Paul Verlaine: Trois Poèmes
Paul Verlaine
(1844-1896)
Trois Poèmes
A Charles Baudelaire
Je ne t’ai pas connu, je ne t’ai pas aimé,
Je ne te connais point et je t’aime encor moins :
Je me chargerais mal de ton nom diffamé,
Et si j’ai quelque droit d’être entre tes témoins,
C’est que, d’abord, et c’est qu’ailleurs, vers les Pieds joints
D’abord par les clous froids, puis par l’élan pâmé
Des femmes de péché – desquelles ô tant oints,
Tant baisés, chrême fol et baiser affamé ! –
Tu tombas, tu prias, comme moi, comme toutes
Les âmes que la faim et la soif sur les routes
Poussaient belles d’espoir au Calvaire touché !
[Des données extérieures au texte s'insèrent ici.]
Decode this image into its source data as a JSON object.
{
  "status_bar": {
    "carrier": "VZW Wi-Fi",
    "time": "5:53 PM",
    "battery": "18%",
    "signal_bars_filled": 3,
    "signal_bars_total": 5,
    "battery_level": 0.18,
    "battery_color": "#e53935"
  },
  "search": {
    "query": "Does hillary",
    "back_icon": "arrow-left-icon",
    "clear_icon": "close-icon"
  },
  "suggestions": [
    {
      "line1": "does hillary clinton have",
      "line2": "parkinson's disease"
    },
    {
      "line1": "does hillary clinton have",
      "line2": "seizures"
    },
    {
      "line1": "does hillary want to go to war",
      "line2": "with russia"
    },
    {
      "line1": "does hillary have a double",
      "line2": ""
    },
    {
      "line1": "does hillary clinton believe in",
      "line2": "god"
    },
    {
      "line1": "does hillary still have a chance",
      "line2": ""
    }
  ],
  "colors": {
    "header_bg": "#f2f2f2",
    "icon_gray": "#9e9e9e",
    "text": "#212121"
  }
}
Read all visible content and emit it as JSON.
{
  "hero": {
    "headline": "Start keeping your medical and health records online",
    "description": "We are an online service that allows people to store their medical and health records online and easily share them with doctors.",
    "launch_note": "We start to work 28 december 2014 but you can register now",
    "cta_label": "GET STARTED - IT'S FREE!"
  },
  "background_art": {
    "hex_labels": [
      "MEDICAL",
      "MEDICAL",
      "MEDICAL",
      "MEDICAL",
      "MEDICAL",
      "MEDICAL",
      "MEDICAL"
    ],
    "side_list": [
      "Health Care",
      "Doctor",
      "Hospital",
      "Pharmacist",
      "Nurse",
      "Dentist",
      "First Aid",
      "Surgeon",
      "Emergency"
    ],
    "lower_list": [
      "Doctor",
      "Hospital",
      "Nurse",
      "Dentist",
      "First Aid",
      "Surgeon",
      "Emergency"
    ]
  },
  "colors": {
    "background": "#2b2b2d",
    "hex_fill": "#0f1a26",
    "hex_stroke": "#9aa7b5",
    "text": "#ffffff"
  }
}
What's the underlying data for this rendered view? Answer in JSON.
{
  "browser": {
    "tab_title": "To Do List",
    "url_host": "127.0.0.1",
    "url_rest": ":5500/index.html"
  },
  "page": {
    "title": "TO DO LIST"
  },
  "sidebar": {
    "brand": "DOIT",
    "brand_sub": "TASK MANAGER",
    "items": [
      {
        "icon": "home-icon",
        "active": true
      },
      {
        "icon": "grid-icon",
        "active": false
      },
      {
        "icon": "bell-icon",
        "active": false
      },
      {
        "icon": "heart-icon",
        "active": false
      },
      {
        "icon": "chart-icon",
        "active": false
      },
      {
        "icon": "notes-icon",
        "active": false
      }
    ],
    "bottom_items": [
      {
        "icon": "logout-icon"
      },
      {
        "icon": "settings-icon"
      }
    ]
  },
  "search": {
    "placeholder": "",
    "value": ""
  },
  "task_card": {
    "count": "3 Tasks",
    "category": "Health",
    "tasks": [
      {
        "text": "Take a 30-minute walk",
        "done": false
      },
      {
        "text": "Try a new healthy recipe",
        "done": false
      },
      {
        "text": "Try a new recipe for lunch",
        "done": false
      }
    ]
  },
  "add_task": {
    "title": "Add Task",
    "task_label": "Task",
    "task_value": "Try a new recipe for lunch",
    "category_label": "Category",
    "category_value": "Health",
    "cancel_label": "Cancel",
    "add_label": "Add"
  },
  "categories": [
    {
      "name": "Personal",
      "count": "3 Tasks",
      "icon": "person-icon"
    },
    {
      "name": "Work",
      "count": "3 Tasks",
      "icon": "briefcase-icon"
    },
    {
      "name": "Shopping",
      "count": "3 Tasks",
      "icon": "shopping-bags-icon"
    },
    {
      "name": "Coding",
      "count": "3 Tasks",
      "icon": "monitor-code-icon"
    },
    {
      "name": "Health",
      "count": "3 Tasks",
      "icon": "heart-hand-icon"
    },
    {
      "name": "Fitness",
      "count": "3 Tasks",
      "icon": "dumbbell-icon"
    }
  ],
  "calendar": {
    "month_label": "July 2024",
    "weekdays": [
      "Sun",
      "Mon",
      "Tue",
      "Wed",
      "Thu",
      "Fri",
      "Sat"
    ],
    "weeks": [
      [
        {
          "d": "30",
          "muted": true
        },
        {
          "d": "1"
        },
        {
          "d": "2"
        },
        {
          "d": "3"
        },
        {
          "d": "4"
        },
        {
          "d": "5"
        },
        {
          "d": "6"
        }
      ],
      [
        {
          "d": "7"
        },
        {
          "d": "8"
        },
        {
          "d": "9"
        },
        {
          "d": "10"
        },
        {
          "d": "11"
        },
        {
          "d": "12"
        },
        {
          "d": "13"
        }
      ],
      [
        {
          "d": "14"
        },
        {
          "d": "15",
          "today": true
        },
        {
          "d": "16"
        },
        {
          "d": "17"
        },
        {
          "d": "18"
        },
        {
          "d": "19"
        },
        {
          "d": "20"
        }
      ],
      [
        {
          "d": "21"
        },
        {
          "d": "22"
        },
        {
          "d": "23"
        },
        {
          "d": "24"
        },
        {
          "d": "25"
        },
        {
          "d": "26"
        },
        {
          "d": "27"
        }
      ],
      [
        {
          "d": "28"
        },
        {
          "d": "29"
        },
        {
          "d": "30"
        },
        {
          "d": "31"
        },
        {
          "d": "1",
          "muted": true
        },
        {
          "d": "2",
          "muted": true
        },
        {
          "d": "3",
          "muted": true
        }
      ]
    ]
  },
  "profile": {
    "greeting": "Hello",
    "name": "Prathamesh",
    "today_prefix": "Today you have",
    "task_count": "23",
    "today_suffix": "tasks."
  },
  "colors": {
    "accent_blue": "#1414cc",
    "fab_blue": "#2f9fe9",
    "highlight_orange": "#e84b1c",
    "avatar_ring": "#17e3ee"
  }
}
– Calvaire juste et vrai, Calvaire où, donc, ces doutes,
Ci, çà, grimaces, art, pleurent de leurs déroutes.
Hein ? mourir simplement, nous, hommes de péché.
Child wife
Vous n’avez rien compris à ma simplicité,
Rien, ô ma pauvre enfant !
Et c’est avec un front éventé, dépité
Que vous fuyez devant.
Vos yeux qui ne devaient refléter que douceur,
Pauvre cher bleu miroir
Ont pris un ton de fiel, ô lamentable soeur,
Qui nous fait mal à voir.
Et vous gesticulez avec vos petits bras
Comme un héros méchant,
En poussant d’aigres cris poitrinaires, hélas !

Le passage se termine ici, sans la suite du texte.